弥陀の誓願はそんな苦悩の人が正客だからです。
一生懸命真面目に善をやろうとして苦しんでいる人がお目当て。
正客というのは一番のお客さん。
今日の一番の正客はこの人となれば、その人の好物を食卓に並べる。
苦悩の人が正客。
だから弥陀の誓願を除苦悩法という。
その苦悩を除く法なんですね。
ガンを治す特効薬ができましたよといって喜ぶのはガンで苦しんでいる人。
「ほんとですか、是非とも飲ませて下さい」という気持ちになる。
ところが、そんなのいらないよという人はオレはガンじゃないと思っている人。
オレは健康だ、飲まなくてもいいと思っている間は特効薬の有り難さが分からない。
ところが自分がガンだ、これを治さなければならないと悶えている人にはそれ程の朗報はないんですね。
弥陀の誓願が自分にピタッと来るのは自分が苦しんでいない。
別に信じたものに裏切られてショックを受ける事なんてないんじゃないの、というひとは本当に信じたことも裏切られたこともない。
フラフラ生きているだけ。
人を愛する怖さも知らない。
本当に心の底から人を愛した人は裏切られたくないと思うし、裏切られると大変なショックを受ける。

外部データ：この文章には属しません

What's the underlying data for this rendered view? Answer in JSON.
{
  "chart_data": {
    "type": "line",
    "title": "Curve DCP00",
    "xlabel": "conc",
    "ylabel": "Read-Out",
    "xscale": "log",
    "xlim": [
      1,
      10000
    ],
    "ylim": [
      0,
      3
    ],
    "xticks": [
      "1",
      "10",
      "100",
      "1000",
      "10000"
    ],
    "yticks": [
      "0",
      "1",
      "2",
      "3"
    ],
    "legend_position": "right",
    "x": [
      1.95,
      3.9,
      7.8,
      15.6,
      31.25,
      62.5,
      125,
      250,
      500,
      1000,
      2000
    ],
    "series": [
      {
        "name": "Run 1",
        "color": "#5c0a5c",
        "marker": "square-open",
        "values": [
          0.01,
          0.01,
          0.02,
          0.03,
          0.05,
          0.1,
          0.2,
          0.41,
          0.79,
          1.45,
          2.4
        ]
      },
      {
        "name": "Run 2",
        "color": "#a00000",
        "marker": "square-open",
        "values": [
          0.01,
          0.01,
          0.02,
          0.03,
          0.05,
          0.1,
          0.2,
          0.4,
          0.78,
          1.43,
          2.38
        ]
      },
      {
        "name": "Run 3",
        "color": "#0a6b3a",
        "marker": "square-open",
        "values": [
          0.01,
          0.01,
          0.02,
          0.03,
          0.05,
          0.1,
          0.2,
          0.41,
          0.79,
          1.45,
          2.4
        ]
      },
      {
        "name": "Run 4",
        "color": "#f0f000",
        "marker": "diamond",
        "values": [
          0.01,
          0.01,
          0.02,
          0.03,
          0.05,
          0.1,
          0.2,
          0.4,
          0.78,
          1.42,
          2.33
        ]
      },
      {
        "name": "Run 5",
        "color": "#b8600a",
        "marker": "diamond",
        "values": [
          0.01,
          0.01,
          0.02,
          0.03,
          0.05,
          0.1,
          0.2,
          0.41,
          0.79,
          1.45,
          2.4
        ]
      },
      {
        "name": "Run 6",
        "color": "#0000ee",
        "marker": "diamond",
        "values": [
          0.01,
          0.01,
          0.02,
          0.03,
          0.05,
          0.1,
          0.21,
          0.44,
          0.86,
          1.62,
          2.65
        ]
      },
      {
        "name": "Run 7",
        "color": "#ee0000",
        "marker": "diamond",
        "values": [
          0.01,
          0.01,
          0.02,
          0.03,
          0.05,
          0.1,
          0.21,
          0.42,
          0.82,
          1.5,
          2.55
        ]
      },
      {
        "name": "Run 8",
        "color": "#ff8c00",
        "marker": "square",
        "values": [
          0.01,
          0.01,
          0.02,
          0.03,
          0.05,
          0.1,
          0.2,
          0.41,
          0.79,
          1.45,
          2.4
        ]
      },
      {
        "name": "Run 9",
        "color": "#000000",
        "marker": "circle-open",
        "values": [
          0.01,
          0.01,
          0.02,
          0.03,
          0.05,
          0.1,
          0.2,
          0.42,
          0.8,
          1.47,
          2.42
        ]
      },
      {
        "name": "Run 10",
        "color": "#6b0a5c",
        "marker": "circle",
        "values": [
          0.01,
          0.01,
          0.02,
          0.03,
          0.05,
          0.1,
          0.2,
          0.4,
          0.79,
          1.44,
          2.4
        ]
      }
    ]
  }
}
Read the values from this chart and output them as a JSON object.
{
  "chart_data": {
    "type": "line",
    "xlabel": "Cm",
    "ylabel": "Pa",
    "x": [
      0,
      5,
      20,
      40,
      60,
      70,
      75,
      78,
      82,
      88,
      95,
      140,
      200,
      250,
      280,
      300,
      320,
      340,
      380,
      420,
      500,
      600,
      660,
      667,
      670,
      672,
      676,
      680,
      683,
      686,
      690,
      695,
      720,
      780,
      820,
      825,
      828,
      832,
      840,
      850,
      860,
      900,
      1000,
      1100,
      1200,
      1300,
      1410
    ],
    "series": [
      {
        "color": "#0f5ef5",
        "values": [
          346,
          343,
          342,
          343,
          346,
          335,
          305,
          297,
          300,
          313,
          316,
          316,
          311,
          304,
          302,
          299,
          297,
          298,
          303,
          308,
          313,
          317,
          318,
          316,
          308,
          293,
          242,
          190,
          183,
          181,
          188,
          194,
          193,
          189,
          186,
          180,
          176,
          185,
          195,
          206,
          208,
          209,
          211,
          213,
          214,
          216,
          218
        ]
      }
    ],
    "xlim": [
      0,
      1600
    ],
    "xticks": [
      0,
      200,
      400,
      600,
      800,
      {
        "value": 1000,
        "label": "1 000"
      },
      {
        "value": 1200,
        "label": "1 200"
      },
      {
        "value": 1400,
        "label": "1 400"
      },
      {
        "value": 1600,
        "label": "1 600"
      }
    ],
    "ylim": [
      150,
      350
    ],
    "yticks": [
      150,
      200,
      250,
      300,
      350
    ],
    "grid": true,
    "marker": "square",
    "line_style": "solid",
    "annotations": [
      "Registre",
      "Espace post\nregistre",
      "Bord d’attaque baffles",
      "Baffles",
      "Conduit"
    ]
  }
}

そういう経験が一度もないということは、惚れた経験も失った経験もない。
人生が全然分かっていないんだ。
惚れた経験も大事に思った経験も失った経験もない。
全然人生を真面目にいきていない。
幸せになりたいから裏切られて悲しむんだ。
今度は裏切られない幸福になりたい。
でなければ生まれてきた意味がないじゃないか。
それでイダイケは苦しんだんです。
そこで釈尊の除苦悩法が届くんです。
それ次読んでみましょう。
この除苦悩法のこの苦悩というのは苦悩の根元のこと。
苦しみの根っこを除く。
その除苦悩法にあったときが、摂取不捨の利益になったとき裏切られない幸せにここでなれる。
一瞬でなれる。
これを、ある人がね、
こんな歌でよんでいますが。
●かんしゃくのくの字を捨ててただ感謝
ウラミと呪いの人生とは腹を立ててかんしゃくばかり起こしている。
アイツが悪いこいつが悪い。
私がこんなに苦しいのは阿闍世が悪い、提婆が悪い、お釈迦さまが悪い、政治が悪い、社会が悪い、色んな事おもうわけ。
しかし色んな事呪っても人生明るくなりません。
かんしゃくのくの字を捨ててただ感謝
人生の苦しみが除かれる、苦悩の根元、心の闇がのぞかれて懺悔と感謝の日々になる。
くの字が抜けるのがここです。
ただ懺悔と感謝の身になったと。
世の中というのはね、生きていると色んな事ありますよね。
先ほどちょっと強い口調でいったけれどみんな余り裏切られた経験がないのかも知れない。
人生楽しいんじゃないのと思う人があるのも無理はない。
だけど残念ながらそうじゃない。
辛いとき、苦しいときに始めて人生に目が覚めるんです。
その人生に於てもう2度と裏切られたくないとそうなってはじめて仏法って素晴らしいな、聞かなくちゃいけないなとなるんです。
裏切られて苦しんでいる人がちまたに溢れている。
イダイケのように。
しかしイダイケが幸せであったのは、釈尊に御縁があったから。
これを仏縁といいます。
もちろんお釈迦さまに救われたのではないですが、釈尊にあって教えを受けた。
じゃあお釈迦さまもうおられないではないか。
今日は善知識がおられます。
この善知識の教えにあって、弥陀の誓願に救われるのですから。
これがなくなることはありえない。
三世十方を貫くんです。
いつでもどこでも変わらない。
心の闇を破る光明なんです。
そこをとおるためにどうしても必要なのが産みの苦しみ。
そういうことを知ってもらいたいと思います。